I have the same board and I have wondered the EDAC to DIMM slot mapping also.
So the three sources I know of:
EDAC - you have csrow:0 channel:6
IPMI - not sure what to make of the log you found, but there’s a “ch6(f)” in there - which may mean channel 6.
DMI - this reads the SPD from the DIMMs so gives you a DIMM serial number to slot name (provided by the board OEM) mapping.
But I’m not sure how to map the EDAC channel to the DMI channel or vice-versa.
Assuming they are both in the same order (so EDAC channel 0 = first DMI record), and the EDAC report is accurate (relies on the kernel driver), and the board DMI order is correct, then channel 6 would be DIMM slot G on that board.
Example: All channels on my board:
# dmidecode --type 17 | grep "Bank Locator"
Bank Locator: P0 CHANNEL A
Bank Locator: P0 CHANNEL B
Bank Locator: P0 CHANNEL C
Bank Locator: P0 CHANNEL D
Bank Locator: P0 CHANNEL E
Bank Locator: P0 CHANNEL F
Bank Locator: P0 CHANNEL G
Bank Locator: P0 CHANNEL H
Hacky bash script to merge the DMI records with the EDAC channels in the same order:
paste \
<(dmidecode --type 17 | grep -E '(Bank Locator|Serial Number)' | paste -sd ' \n') \
<(for f in /sys/devices/system/edac/mc/mc0/csrow0/ch*_ce_count ; do
echo ce_count: $(cat $f)
done)
output:
Bank Locator: P0 CHANNEL A Serial Number: 466Cxxxx ce_count: 0
Bank Locator: P0 CHANNEL B Serial Number: 466Cxxxx ce_count: 0
Bank Locator: P0 CHANNEL C Serial Number: 466Cxxxx ce_count: 0
Bank Locator: P0 CHANNEL D Serial Number: 466Cxxxx ce_count: 0
Bank Locator: P0 CHANNEL E Serial Number: 466Cxxxx ce_count: 0
Bank Locator: P0 CHANNEL F Serial Number: 466Cxxxx ce_count: 0
Bank Locator: P0 CHANNEL G Serial Number: 466Cxxxx ce_count: 0
Bank Locator: P0 CHANNEL H Serial Number: 466Cxxxx ce_count: 0
Best guess I have - at least those letters are in the ASRockRack manual
In the 15 years of linux I’ve had personally and professionally, I’ve never once used paste, thanks for the help in troubleshooting. I’m just trying to avoid running memtest86 on 8 individual memory stick by themselves.
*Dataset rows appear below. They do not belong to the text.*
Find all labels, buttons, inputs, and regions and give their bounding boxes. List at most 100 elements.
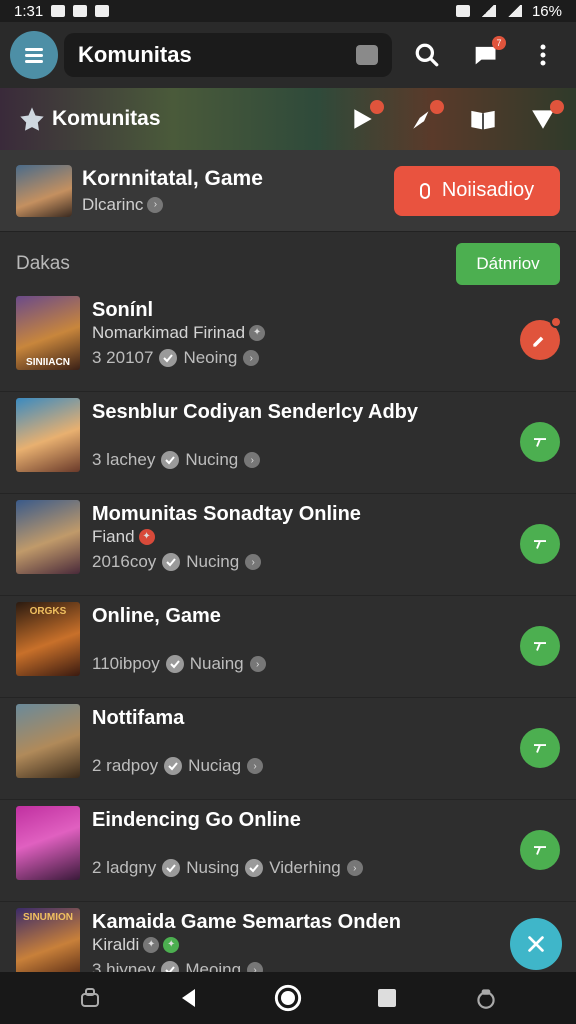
edit-icon bbox=[533, 336, 544, 347]
item-title: Kamaida Game Semartas Onden bbox=[92, 911, 402, 933]
check-icon bbox=[164, 757, 183, 775]
recents-icon[interactable] bbox=[372, 983, 402, 1013]
community-header-card: Kornnitatal, Game Dlcarinc › Noiisadioy bbox=[0, 150, 576, 232]
info-icon: › bbox=[244, 452, 261, 468]
community-avatar bbox=[16, 164, 72, 217]
action-icon bbox=[534, 438, 546, 447]
list-item[interactable]: SINIIACN Sonínl Nomarkimad Firinad ✦ 3 2… bbox=[0, 290, 576, 392]
item-thumbnail: ORGKS bbox=[16, 602, 80, 676]
item-member-count: 2 ladgny bbox=[92, 858, 157, 877]
check-icon bbox=[162, 553, 181, 571]
item-title: Sesnblur Codiyan Senderlcy Adby bbox=[92, 401, 419, 423]
item-action-button[interactable] bbox=[520, 626, 560, 666]
item-thumbnail bbox=[16, 500, 80, 574]
back-icon[interactable] bbox=[174, 983, 204, 1013]
item-member-count: 2 radpoy bbox=[92, 756, 159, 775]
section-label: Dakas bbox=[16, 253, 70, 274]
item-subtitle: Nomarkimad Firinad bbox=[92, 323, 246, 342]
system-nav-bar bbox=[0, 972, 576, 1024]
list-item[interactable]: SINUMION Kamaida Game Semartas Onden Kir… bbox=[0, 902, 576, 982]
thumbnail-caption: SINIIACN bbox=[26, 357, 70, 368]
logo-icon bbox=[20, 107, 44, 131]
book-icon[interactable] bbox=[468, 104, 498, 134]
notification-badge: 7 bbox=[492, 36, 506, 50]
emoji-icon: ✦ bbox=[163, 937, 180, 953]
emoji-icon: ✦ bbox=[249, 325, 266, 341]
community-subtitle: Dlcarinc bbox=[82, 194, 144, 214]
info-icon: › bbox=[346, 860, 363, 876]
item-status: Nusing bbox=[186, 858, 240, 877]
bag-icon[interactable] bbox=[356, 45, 378, 65]
item-title: Nottifama bbox=[92, 707, 185, 729]
item-member-count: 3 lachey bbox=[92, 450, 156, 469]
info-icon: › bbox=[245, 554, 262, 570]
info-icon: › bbox=[247, 758, 264, 774]
emoji-icon: ✦ bbox=[143, 937, 160, 953]
wifi-icon bbox=[505, 5, 522, 17]
home-icon[interactable] bbox=[273, 983, 303, 1013]
item-action-button[interactable] bbox=[520, 830, 560, 870]
item-title: Online, Game bbox=[92, 605, 221, 627]
title-pill[interactable]: Komunitas bbox=[64, 33, 392, 77]
join-icon bbox=[419, 182, 430, 199]
pin-icon[interactable] bbox=[528, 100, 564, 134]
item-action-button[interactable] bbox=[520, 728, 560, 768]
list-item[interactable]: Nottifama 2 radpoy Nuciag › bbox=[0, 698, 576, 800]
info-icon: › bbox=[249, 656, 266, 672]
item-status: Nucing bbox=[185, 450, 239, 469]
clock: 1:31 bbox=[14, 2, 44, 20]
chat-icon[interactable]: 7 bbox=[470, 36, 506, 70]
search-icon[interactable] bbox=[412, 40, 442, 70]
cast-icon bbox=[95, 5, 110, 17]
item-title: Momunitas Sonadtay Online bbox=[92, 503, 361, 525]
flag-icon[interactable] bbox=[348, 100, 384, 134]
list-item[interactable]: Momunitas Sonadtay Online Fiand ✦ 2016co… bbox=[0, 494, 576, 596]
settings-status-icon bbox=[455, 5, 470, 17]
section-header: Dakas Dátnriov bbox=[0, 240, 576, 288]
item-subtitle: Fiand bbox=[92, 527, 135, 546]
item-status: Nuaing bbox=[189, 654, 244, 673]
top-app-bar: Komunitas 7 bbox=[0, 22, 576, 88]
action-badge bbox=[550, 316, 562, 328]
status-bar: 1:31 16% bbox=[0, 0, 576, 22]
thumbnail-caption: SINUMION bbox=[23, 912, 73, 923]
list-item[interactable]: Sesnblur Codiyan Senderlcy Adby 3 lachey… bbox=[0, 392, 576, 494]
check-icon bbox=[162, 859, 181, 877]
item-status: Nucing bbox=[186, 552, 240, 571]
item-member-count: 2016coy bbox=[92, 552, 157, 571]
check-icon bbox=[165, 655, 184, 673]
menu-button[interactable] bbox=[10, 31, 58, 79]
battery-level: 16% bbox=[531, 2, 562, 20]
item-action-button[interactable] bbox=[520, 422, 560, 462]
info-icon: › bbox=[147, 196, 164, 213]
item-thumbnail bbox=[16, 806, 80, 880]
join-button[interactable]: Noiisadioy bbox=[394, 165, 560, 216]
list-item[interactable]: ORGKS Online, Game 110ibpoy Nuaing › bbox=[0, 596, 576, 698]
item-status: Nuciag bbox=[188, 756, 242, 775]
close-fab[interactable] bbox=[510, 918, 562, 970]
check-icon bbox=[161, 451, 180, 469]
list-item[interactable]: Eindencing Go Online 2 ladgny Nusing Vid… bbox=[0, 800, 576, 902]
item-thumbnail bbox=[16, 398, 80, 472]
banner-title: Komunitas bbox=[52, 107, 161, 130]
more-options-icon[interactable] bbox=[528, 40, 558, 70]
assistant-icon[interactable] bbox=[471, 983, 501, 1013]
accessibility-icon[interactable] bbox=[75, 983, 105, 1013]
item-thumbnail: SINUMION bbox=[16, 908, 80, 982]
community-name: Kornnitatal, Game bbox=[82, 166, 263, 190]
info-icon: › bbox=[243, 350, 260, 366]
item-action-button[interactable] bbox=[520, 524, 560, 564]
tag-icon: ✦ bbox=[138, 529, 155, 545]
join-button-label: Noiisadioy bbox=[441, 179, 535, 201]
close-icon bbox=[528, 936, 544, 952]
item-thumbnail: SINIIACN bbox=[16, 296, 80, 370]
item-status: Neoing bbox=[183, 348, 238, 367]
item-action-button[interactable] bbox=[520, 316, 562, 360]
app-title: Komunitas bbox=[78, 42, 192, 67]
share-icon[interactable] bbox=[408, 100, 444, 134]
action-icon bbox=[534, 744, 546, 753]
section-action-label: Dátnriov bbox=[476, 254, 540, 273]
section-action-button[interactable]: Dátnriov bbox=[456, 243, 560, 285]
item-extra-status: Viderhing bbox=[269, 858, 341, 877]
action-icon bbox=[534, 642, 546, 651]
I would do a couple of things before going the replace route.
#1 Reseat and clean the two most likely DIMM modules.
They can be surprisingly sensitive to debris and not being seated well. #2 While doing #1 above, swap the modules in the two slots & monitor for the ec to return or go away. If it went away, probably cleaning/reseating helped. If the error is present but moved to a new location, then it is pretty sure to be one of those two dimms.
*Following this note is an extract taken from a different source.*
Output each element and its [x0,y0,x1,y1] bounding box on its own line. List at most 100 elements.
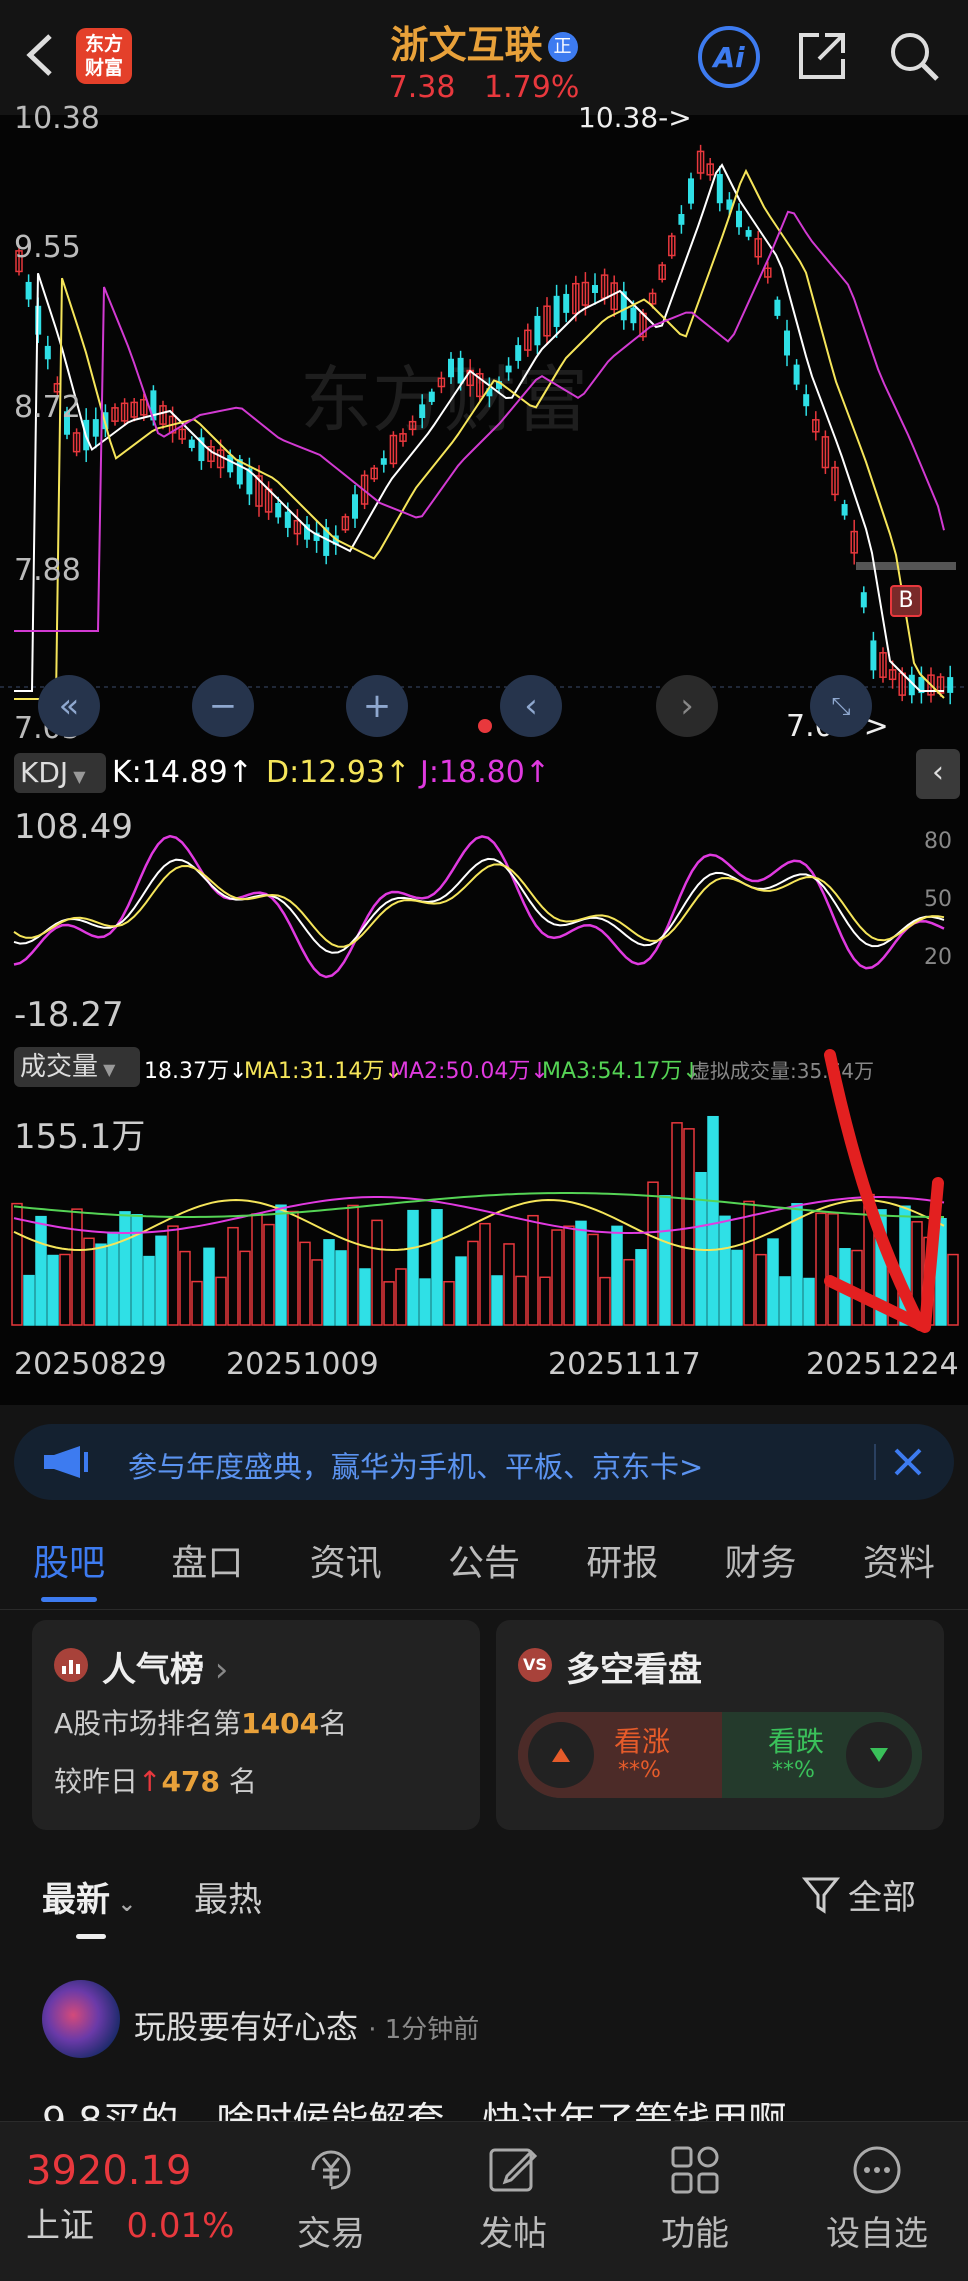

Then you can just pull all the other modules and run memtest86 on two modules.
remember that occasional ec is not necessarily a sign of an issue. The chip is doing what it is supposed to. Many things can induce an error including cosmic radiation.
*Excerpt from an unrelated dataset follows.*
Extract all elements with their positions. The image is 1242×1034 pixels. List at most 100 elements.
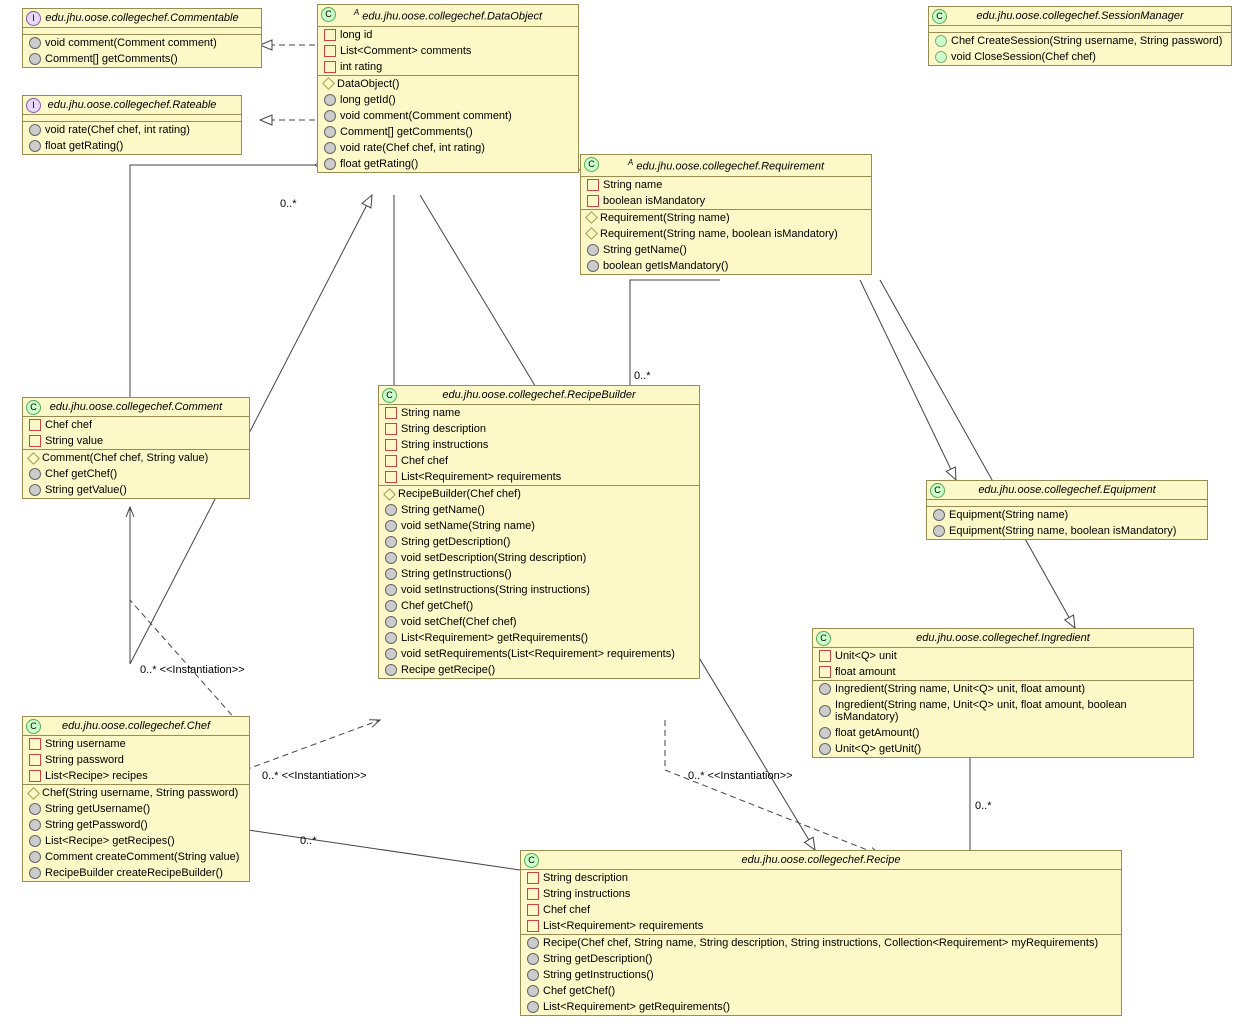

Also, electrical crosstalk etc…
The point is, the occasional reported ec is not necessarily a bad sign.
That said, UC errors are not good and repeated errors of either type can be a sign of a chip having issues.
This same chip has throw 50 or so corrected bits over 6 months which seems high. I already have a spare ram stick for it. but doing your troubleshooting steps seem smart.